House Minority Leader Tony McCombie and Republican Budgeteers discussed their priorities for the Fiscal Year 2025 State Budget at a press conference in Leader McCombie’s Capitol office Thursday.

As the General Assembly begins a new legislative session and looks ahead to the Governor’s budget address this week, the Republican leaders wanted to set the stage for what they expect to be included in the upcoming FY25 budget proposal.

Leader McCombie outlined the House Republican priorities for the year:

-Holding the majority party accountable to spending

-No New Taxes – Illinois voters rejected a graduated income tax in 2020. We need to provide meaningful tax relief to Illinois residents.

-Tackling the State’s $141 billion pension debt

-Fixing state agency mismanagement and disfunction

-Meeting our prior fiscal obligations

-Real Ethics Reform – The federal corruption trials and convictions of the ComEd Four, former Madigan Chief of Staff Tim Mapes, former Chicago Alderman Ed Burke, and the upcoming trial of former House Speaker Michael J. Madigan should instill action in the majority party to work with Republicans on meaningful ethics reform proposals.

-Properly funding education via the evidence-based model

-Prioritizing state services for Illinois citizens

“There’s no mincing words here: we need a sustainable, responsible budget that’s going to help turn around the ridiculous overspending,” Rep. Friess said. “I will do all that I can to ensure that conservative, Republican values are reflected in the FY25 budget.”
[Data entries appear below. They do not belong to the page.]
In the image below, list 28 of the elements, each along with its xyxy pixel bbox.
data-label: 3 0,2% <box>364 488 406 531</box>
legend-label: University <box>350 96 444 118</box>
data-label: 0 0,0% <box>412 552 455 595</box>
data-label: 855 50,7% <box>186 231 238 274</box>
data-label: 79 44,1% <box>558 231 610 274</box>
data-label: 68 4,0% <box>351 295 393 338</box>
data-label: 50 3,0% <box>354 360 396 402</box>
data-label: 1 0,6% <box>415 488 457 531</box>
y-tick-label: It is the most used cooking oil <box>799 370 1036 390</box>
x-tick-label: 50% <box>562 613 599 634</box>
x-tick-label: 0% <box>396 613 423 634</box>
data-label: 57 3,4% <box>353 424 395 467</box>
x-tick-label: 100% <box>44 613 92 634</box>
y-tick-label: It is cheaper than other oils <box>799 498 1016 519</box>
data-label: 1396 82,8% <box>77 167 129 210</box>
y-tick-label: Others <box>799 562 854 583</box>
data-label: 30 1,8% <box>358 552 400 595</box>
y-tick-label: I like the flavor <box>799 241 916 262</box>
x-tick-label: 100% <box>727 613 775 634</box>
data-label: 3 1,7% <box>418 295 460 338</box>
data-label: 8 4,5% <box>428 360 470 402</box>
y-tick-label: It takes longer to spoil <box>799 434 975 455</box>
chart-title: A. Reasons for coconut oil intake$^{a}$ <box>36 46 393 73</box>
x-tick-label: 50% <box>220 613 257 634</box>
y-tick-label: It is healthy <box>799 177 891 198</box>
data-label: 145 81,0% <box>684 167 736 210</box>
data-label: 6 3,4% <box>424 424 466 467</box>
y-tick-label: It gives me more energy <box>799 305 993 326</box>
The Illinois State Budget for Fiscal Year 2025 (that will begin on July 1, 2024) will be a major challenge for the State. With spending already bumping up against the limits of current state revenue, the budget for the current FY24 fiscal year (ending June 30, 2024) is barely balanced at best. More accurate figures point to Illinois running a “hidden” current deficit of as much as $890 million, a gap met by slow-paying bills and by dipping into one-time cash sources. Furthermore, the nonpartisan Commission on Budget Forecasting and Accountability (CGFA) is now seeing current declines in key State tax revenue streams such as the income tax. These facts are in front of Gov. Pritzker and his aides as they prepare the Governor’s budget address to be delivered to a joint session of the Illinois General Assembly on Wednesday, February 21. With Springfield spending already up to and matching current and potential future State revenues, Illinois cannot afford to add new spending programs for FY25.

House Republicans have taken the lead as they urge spending restraint. Illinois continues to have one of the lowest credit ratings of any of the 50 states, and charges along the highest per-capita tax loads. Illinoisans must pay property, income, and sales taxes to their State and local governments, and comparable government services cost more in Illinois than they do in most other U.S. states. At the same time, however, advocates and lobbyists continue to demand more money to be spent on existing programs, or to create new ones. These could quickly become voices for even higher Illinois tax rates, or for the creation of entirely new taxes. House Republican Leader Tony McCombie told the press that there should be no new Illinois taxes and no new spending programs.

Rep. Friess proudly serves the people of the 115th District.